According to people close to the situation, it’s Flint, rather than chief executive Greg Smith, in the firing line. IP Group declined to comment, but it looks like the company’s annual meeting next month could be a fiery affair.
General election delays Thames under a mountain of debt
It was a meme creator’s dream: the rain-sodden Prime Minister standing outside 10 Drowning – sorry, Downing – Street to announce a July election.
The aquatic metaphors do not stop there.

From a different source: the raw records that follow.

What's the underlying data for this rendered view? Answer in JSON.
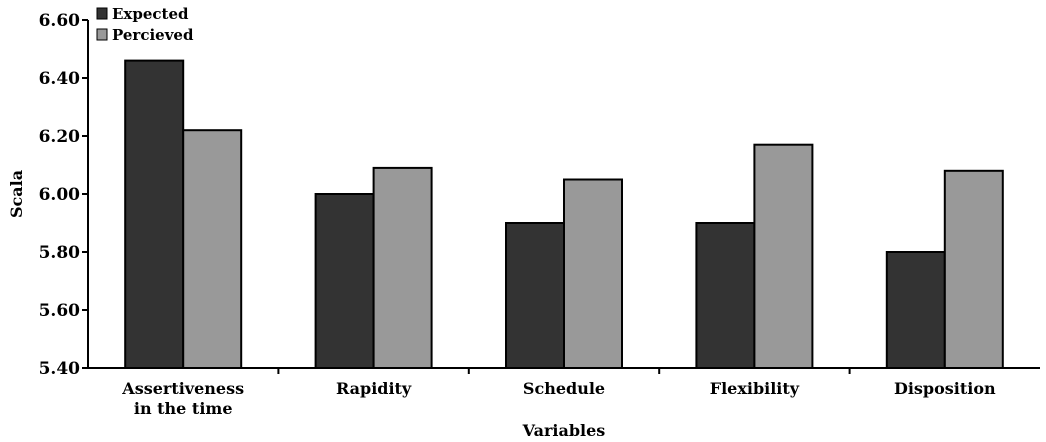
{
  "chart_data": {
    "type": "bar",
    "categories": [
      [
        "Assertiveness",
        "in the time"
      ],
      [
        "Rapidity"
      ],
      [
        "Schedule"
      ],
      [
        "Flexibility"
      ],
      [
        "Disposition"
      ]
    ],
    "series": [
      {
        "name": "Expected",
        "values": [
          6.46,
          6.0,
          5.9,
          5.9,
          5.8
        ],
        "color": "#333333"
      },
      {
        "name": "Percieved",
        "values": [
          6.22,
          6.09,
          6.05,
          6.17,
          6.08
        ],
        "color": "#999999"
      }
    ],
    "title": "",
    "xlabel": "Variables",
    "ylabel": "Scala",
    "ylim": [
      5.4,
      6.6
    ],
    "yticks": [
      "5.40",
      "5.60",
      "5.80",
      "6.00",
      "6.20",
      "6.40",
      "6.60"
    ],
    "grid": false,
    "legend_position": "top-left"
  }
}
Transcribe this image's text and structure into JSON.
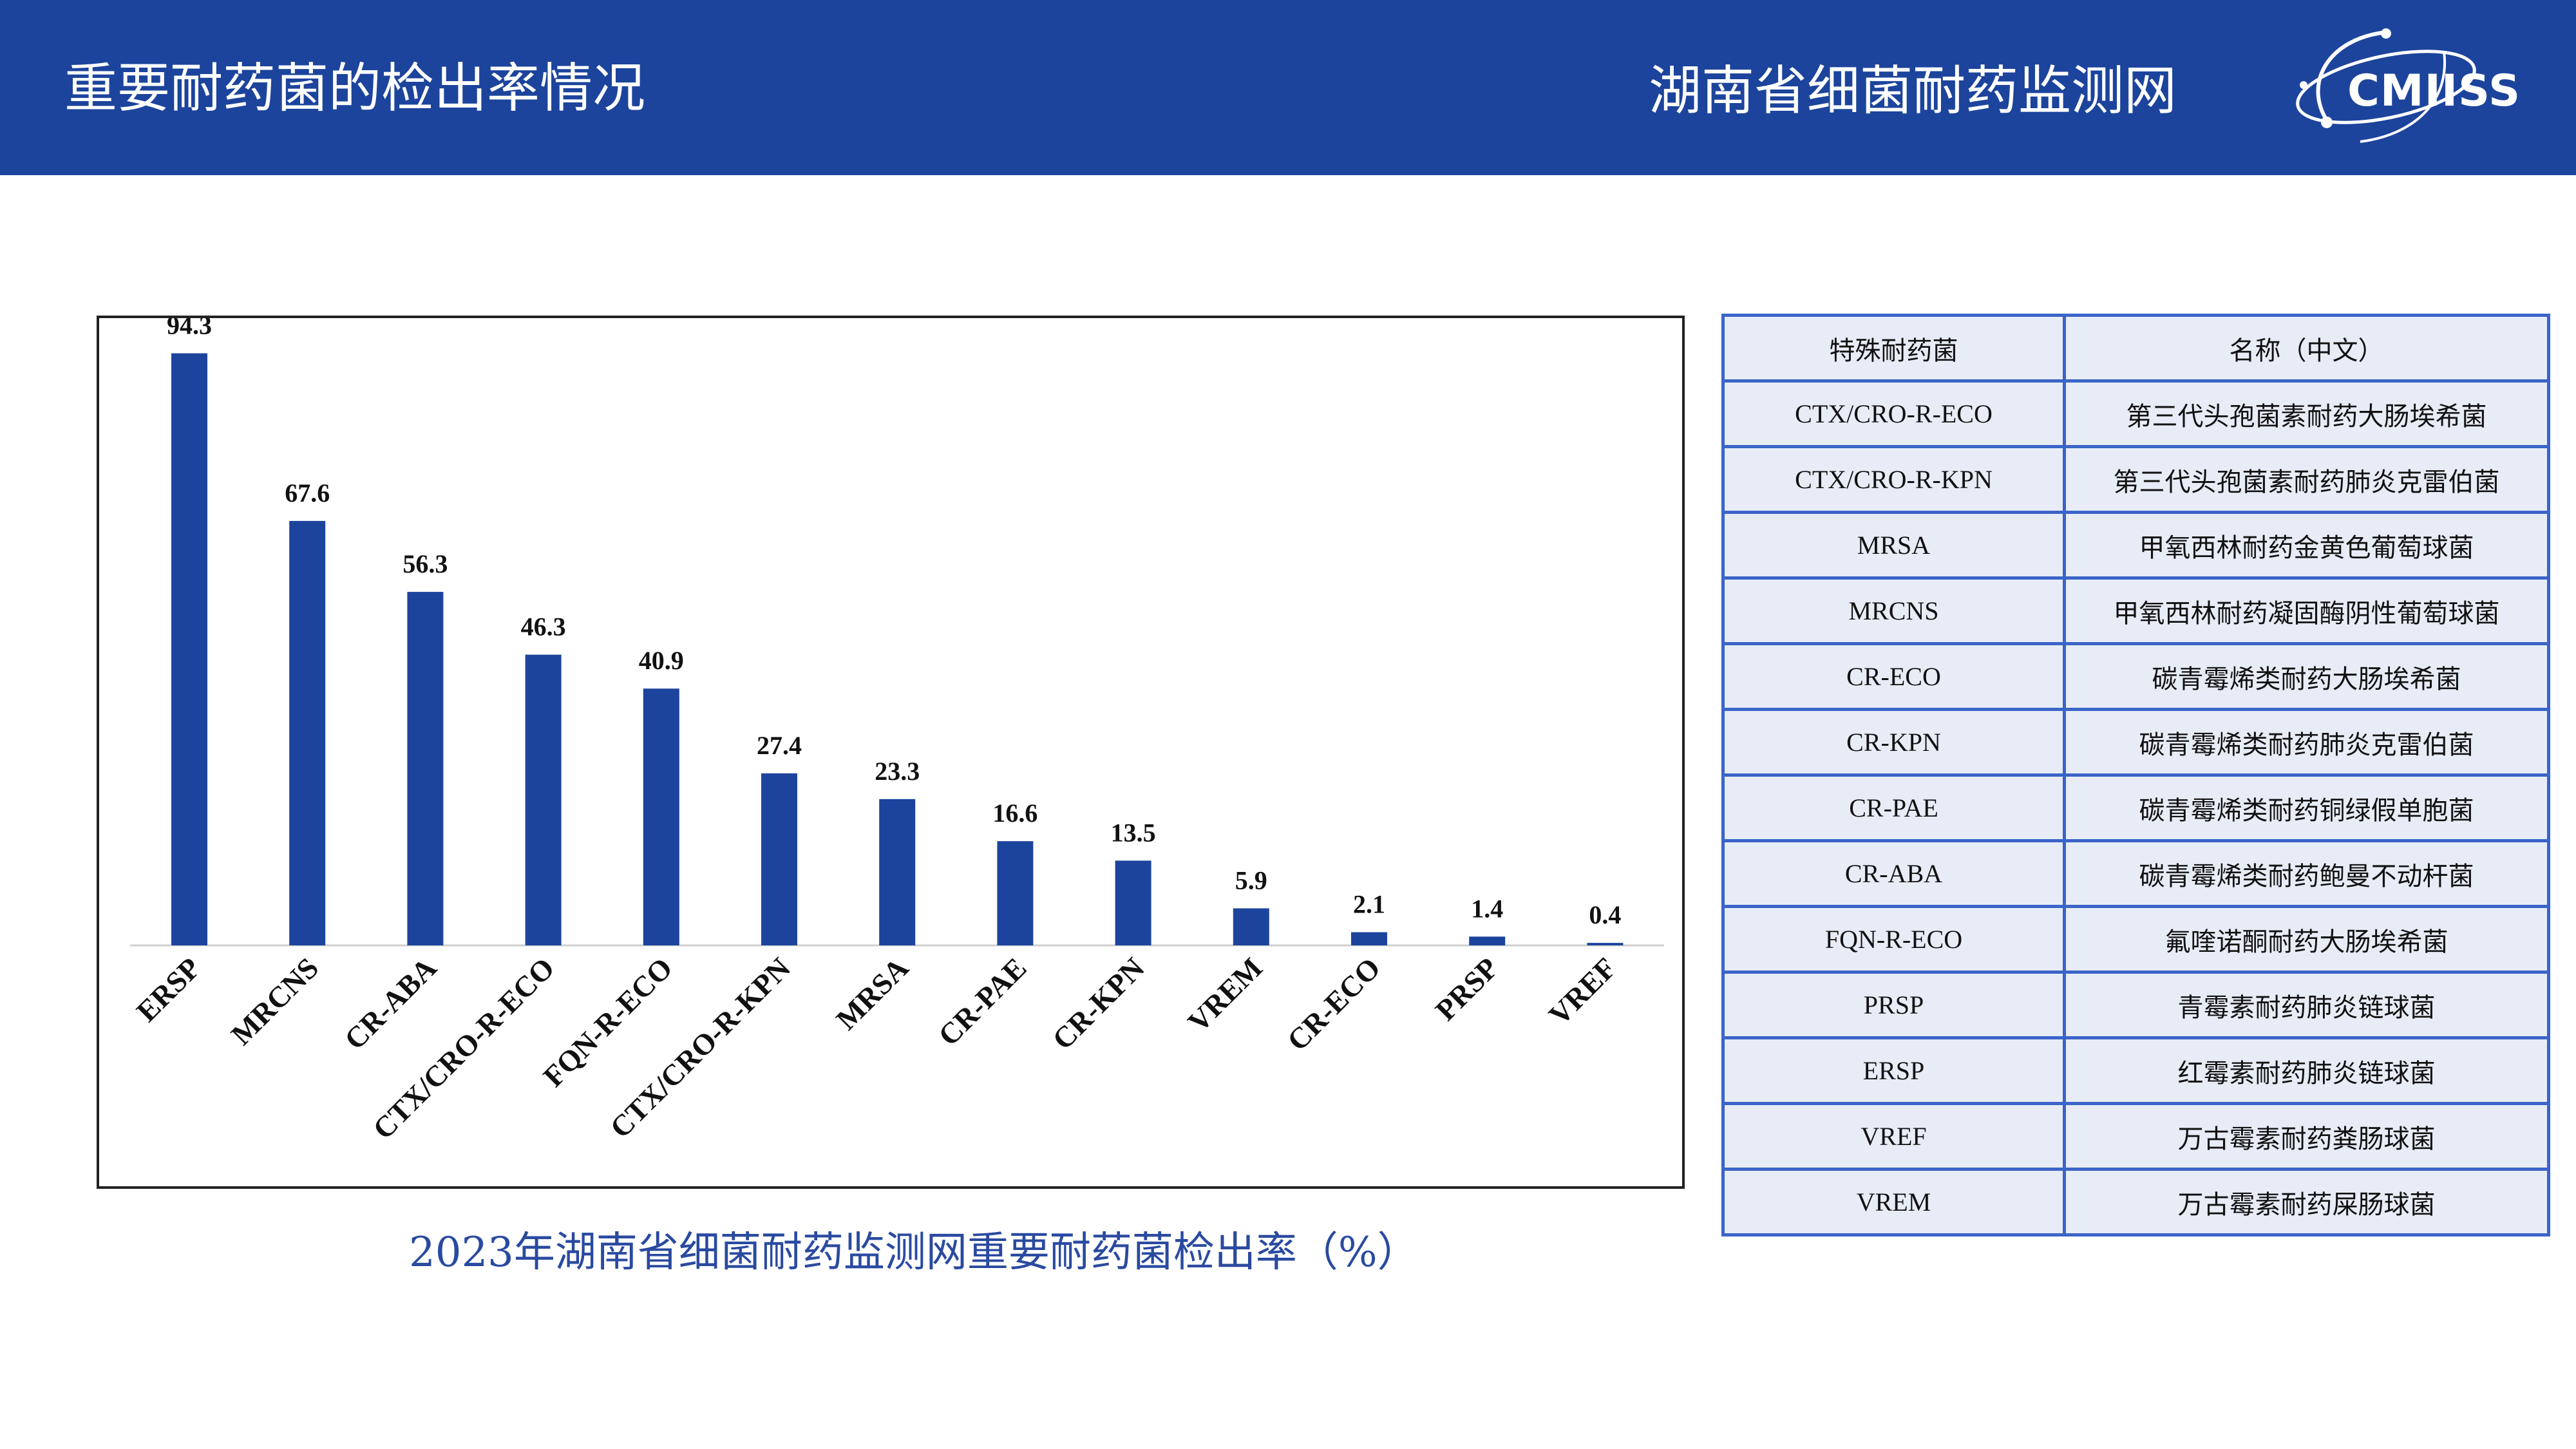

For Ofwat, the water industry watchdog, the drip-feed of conjecture about the fate of the biggest company it regulates is going to take longer to stem.
Whitehall Purdah guidelines mean Ofwat had no choice but to delay its draft determinations on the business plans of the ten water companies under its aegis until 11 July.
Depending on your perspective, that either bought Thames Water a few extra weeks to draw up credible plans to raise equity from new shareholders, or prolongs its agony as it waits for insolvency to wash the existing equity down the drain.
Moody’s’ downgrade last week of debt held by one of Thames Water’s parent companies further into junk territory reinforces the belief that the latter position is more plausible. The resignations of a string of shareholder directors from Thames Water Utilities Limited and Kemble Finance further underline the company’s orphan status.
If existing investors are unwilling to finance the company, the likelihood of new sources of capital being identified seems ever more remote.
A financial penalty from the regulator punishing an unauthorised £35m dividend payment from TWUL to Kemble Finance risks further disincentivising new investment. That’s expected imminently, although given the political implications of Thames’s precarious financial position, it too could be delayed beyond 4 July.
Moral hazard means Ofwat is right to play hardball, but the water industry as a whole will find itself in the crosshairs of all the main parties during this campaign. Investors across the sector should brace for a darker outlook from politicians and regulators alike.